When I think I’m going to fail them is when they anger me the most, and even then I’m not really upset with them, I’m mad at me. If I didn’t love them it would be easier for me not to try so hard. But, I do try hard, sometimes so much so that I loathe my efforts.


Good lord, if I could ever find the balance in parenting, and the way to parent without guilt I’d be awarded the Humanitarian Of The Year award. Can you imagine how well my children would grow up without being parented from a place of guilt?  What if I just came out with my shit and acted on behalf of faith as opposed to fear? But, it’s hard to let go.


I saw myself in the innards of the road kill. I held on so tight to the idea of making my children feel my love that it was starting to kill the real love. Real love doesn’t thrive in guilt. I needed to open my flesh and examine my motivations.


Admitting to myself that I was trying too hard and hating it because I was afraid of not showing enough love, and possibly losing their love, was devastating. It made me feel disgusted with myself, but now I know better. I’m determined to love them in the most authentic way possible; even if my love doesn’t add up to what my head thinks it should be.

The truth of my love isn’t disguised as a bandit.  It’s open and revealing, honest beyond my limitations.


About Runs With Tigers

I'm like air, forever flowing, moving, changing, gaining and losing myself, undefinable. View my complete profile
This entry was posted in AA, Alanon, Death, parenting, Soccer Mom and tagged , . Bookmark the permalink.

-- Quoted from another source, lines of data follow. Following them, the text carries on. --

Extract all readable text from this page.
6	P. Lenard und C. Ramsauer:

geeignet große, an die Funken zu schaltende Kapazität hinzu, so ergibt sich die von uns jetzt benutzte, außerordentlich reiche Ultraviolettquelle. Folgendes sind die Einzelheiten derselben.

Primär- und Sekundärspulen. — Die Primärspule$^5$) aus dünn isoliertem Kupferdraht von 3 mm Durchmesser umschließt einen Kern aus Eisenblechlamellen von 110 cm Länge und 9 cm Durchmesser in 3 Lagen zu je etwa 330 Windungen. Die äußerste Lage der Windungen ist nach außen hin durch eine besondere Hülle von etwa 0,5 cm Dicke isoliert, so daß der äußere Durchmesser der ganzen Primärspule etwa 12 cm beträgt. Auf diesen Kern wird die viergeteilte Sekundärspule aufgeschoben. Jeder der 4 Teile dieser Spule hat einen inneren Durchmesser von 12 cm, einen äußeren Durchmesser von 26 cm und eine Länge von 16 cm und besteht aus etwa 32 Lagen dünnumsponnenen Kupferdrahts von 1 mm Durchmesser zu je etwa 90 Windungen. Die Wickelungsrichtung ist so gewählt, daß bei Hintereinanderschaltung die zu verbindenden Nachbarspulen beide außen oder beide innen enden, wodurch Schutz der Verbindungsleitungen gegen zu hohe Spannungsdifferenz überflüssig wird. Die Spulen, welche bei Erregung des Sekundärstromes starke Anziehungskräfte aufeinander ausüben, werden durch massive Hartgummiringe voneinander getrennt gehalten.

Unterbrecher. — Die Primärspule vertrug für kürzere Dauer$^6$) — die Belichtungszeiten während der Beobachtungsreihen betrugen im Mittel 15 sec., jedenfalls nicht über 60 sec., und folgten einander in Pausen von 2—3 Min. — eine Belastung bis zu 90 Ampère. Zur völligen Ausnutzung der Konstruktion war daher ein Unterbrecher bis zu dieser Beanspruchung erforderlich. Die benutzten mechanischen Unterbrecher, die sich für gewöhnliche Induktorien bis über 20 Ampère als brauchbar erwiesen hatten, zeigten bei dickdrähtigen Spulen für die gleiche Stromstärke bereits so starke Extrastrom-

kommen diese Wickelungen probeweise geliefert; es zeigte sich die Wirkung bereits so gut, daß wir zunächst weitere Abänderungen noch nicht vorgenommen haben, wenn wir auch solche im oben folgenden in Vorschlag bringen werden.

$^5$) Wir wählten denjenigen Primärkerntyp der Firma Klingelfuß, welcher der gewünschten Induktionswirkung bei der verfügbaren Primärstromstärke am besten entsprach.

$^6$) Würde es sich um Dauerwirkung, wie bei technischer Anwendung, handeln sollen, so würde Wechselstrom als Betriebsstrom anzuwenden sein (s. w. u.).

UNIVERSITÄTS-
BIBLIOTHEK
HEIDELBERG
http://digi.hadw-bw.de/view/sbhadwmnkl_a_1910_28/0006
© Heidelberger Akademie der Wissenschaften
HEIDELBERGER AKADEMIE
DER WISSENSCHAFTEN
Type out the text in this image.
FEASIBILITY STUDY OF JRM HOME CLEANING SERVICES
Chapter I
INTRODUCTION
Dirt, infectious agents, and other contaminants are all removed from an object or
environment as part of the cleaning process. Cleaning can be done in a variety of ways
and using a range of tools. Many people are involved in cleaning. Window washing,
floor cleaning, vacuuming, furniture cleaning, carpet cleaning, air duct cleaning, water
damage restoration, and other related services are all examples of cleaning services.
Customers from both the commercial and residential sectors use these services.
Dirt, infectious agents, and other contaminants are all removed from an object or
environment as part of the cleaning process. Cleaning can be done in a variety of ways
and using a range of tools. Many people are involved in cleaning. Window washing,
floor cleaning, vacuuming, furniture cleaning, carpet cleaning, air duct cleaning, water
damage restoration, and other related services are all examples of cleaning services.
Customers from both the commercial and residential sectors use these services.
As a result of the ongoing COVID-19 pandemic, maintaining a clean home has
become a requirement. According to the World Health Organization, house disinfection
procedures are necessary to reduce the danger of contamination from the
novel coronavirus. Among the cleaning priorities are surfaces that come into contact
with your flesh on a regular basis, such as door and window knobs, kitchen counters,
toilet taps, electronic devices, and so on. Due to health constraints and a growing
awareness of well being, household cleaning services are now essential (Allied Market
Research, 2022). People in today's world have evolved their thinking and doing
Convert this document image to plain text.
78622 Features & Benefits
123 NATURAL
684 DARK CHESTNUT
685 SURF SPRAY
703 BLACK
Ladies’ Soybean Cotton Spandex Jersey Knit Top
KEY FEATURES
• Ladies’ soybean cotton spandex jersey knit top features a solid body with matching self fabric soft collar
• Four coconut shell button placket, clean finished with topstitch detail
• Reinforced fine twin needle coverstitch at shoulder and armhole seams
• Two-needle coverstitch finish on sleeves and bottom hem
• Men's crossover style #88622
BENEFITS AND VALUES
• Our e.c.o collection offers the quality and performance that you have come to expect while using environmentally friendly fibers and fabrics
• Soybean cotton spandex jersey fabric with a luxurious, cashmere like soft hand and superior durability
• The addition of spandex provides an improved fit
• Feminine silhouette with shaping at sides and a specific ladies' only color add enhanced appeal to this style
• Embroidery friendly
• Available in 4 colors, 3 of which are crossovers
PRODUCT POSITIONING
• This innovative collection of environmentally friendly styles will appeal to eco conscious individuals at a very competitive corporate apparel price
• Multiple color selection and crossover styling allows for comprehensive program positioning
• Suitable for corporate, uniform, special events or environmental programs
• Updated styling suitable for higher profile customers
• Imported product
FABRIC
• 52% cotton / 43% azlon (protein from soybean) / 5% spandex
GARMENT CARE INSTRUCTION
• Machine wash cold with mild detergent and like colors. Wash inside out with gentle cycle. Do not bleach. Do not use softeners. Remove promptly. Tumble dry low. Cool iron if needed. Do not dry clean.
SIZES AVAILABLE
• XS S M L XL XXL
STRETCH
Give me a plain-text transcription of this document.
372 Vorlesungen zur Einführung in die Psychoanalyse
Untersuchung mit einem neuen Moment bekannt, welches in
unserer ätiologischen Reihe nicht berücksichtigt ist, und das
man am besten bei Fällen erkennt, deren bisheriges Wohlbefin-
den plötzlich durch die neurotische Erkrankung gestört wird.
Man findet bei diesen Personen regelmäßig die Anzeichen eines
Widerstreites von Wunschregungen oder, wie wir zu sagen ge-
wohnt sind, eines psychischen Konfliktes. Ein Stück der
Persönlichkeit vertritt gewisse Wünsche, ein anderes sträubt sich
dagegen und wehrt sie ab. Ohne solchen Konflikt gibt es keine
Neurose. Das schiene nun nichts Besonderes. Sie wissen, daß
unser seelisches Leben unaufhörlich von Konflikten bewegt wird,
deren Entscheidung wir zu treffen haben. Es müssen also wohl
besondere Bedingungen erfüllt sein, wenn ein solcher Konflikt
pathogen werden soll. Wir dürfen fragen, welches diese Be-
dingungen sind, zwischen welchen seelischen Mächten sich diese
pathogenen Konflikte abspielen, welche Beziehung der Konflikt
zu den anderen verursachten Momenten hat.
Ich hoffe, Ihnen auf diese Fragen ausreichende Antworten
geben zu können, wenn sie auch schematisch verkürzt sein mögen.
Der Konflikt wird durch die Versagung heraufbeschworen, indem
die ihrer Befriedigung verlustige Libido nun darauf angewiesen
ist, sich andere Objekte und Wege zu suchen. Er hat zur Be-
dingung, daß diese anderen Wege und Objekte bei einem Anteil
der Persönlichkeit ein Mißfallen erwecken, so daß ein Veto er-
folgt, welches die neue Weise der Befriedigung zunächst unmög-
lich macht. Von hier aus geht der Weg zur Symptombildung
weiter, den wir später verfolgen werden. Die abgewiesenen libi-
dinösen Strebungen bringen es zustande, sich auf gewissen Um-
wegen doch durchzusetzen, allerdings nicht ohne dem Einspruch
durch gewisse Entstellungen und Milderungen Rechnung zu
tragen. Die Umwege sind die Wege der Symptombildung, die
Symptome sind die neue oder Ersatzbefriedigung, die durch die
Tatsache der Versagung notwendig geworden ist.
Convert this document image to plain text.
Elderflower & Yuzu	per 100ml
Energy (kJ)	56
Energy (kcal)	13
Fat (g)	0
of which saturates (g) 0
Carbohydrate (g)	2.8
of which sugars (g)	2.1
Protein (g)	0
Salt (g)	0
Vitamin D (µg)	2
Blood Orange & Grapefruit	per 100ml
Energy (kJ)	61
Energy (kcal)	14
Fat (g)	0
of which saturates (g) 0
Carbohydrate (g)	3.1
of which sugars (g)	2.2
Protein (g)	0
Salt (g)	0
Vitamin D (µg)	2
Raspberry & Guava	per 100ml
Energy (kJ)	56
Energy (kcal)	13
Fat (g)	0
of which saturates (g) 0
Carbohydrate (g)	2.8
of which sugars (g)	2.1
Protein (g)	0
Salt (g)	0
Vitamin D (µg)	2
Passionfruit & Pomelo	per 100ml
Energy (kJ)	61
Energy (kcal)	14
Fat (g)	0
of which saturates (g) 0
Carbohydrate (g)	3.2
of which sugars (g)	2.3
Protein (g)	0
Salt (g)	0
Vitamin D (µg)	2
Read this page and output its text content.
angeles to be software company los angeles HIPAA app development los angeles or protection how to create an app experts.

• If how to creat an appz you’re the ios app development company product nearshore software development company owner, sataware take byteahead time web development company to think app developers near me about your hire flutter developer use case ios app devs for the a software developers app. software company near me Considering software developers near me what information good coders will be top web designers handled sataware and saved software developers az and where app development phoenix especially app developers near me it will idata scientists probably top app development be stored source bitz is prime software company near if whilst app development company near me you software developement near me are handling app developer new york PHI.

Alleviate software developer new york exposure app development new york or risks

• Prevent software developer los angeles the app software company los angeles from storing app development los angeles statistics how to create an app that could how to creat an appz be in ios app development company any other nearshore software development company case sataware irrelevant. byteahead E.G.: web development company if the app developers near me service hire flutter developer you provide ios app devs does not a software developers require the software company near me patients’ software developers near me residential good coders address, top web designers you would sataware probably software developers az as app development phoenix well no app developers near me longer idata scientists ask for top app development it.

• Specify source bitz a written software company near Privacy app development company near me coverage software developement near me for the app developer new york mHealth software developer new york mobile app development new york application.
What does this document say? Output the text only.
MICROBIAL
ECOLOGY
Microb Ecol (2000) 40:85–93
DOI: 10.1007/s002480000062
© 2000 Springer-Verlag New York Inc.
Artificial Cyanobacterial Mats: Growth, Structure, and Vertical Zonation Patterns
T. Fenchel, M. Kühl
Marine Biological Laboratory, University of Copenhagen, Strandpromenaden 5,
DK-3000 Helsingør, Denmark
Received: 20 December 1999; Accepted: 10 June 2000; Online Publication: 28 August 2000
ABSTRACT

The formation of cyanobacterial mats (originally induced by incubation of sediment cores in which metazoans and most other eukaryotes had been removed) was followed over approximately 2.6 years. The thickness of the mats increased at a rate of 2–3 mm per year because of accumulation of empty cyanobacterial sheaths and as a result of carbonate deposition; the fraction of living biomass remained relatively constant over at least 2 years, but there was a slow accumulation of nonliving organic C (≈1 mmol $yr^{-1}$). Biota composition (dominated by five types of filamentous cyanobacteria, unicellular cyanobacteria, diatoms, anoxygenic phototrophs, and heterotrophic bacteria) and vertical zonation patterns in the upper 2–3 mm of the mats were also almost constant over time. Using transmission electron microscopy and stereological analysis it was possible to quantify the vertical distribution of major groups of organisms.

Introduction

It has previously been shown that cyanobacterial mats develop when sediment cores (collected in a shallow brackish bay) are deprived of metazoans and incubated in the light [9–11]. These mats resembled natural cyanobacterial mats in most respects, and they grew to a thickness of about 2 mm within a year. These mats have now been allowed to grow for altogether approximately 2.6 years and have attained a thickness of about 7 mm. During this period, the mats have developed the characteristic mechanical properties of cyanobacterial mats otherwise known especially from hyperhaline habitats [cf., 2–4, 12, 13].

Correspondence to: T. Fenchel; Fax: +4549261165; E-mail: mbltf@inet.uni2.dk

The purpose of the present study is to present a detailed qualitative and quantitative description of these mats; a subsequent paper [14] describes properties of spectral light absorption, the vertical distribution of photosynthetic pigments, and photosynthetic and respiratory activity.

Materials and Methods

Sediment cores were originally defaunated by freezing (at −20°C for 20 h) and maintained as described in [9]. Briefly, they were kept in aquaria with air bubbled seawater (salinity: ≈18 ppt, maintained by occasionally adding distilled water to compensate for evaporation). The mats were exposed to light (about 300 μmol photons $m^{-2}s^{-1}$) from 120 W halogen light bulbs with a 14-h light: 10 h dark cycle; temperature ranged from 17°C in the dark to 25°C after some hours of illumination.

5 Responses to Death Of A Mask

  1. Riley's Mom says:

    So well stated! Brings to mind all the irony we of the alcoholic families contend with constantly. Wanna know how *I* know you are a good Mom? Because you wonder if you aren’t.

  2. Ken says:

    oMG Im not even done reading this and I just had to tell you I cant wait to get to the comment section, you are a brilliant writer Shannon, I swear. The raccoon scene, was awesome, OK now Im going to read the rest of the letting go and figuring out what part of yourself you are dealing with in the people you hate, ugh that sounds retched, cant I just not like someone? 🙂

  3. Kat says:

    “Wanna know how *I* know you are a good Mom? Because you wonder if you aren’t.” I second that.

  4. Kat says:

    Also, wanna know how *I* know you are a good writer? Because I may never eat lobster bisque again.

  5. Alecia says:

    This one was amazing! I am holding back tears right now. Only the most mature and authentic of people can look inward, despite the grief. You are a wonderful person (and mother)… we are all figuring it out, all the time; all that matters is that you find it important to push forward and shed layers, bringing out the best you each and every day.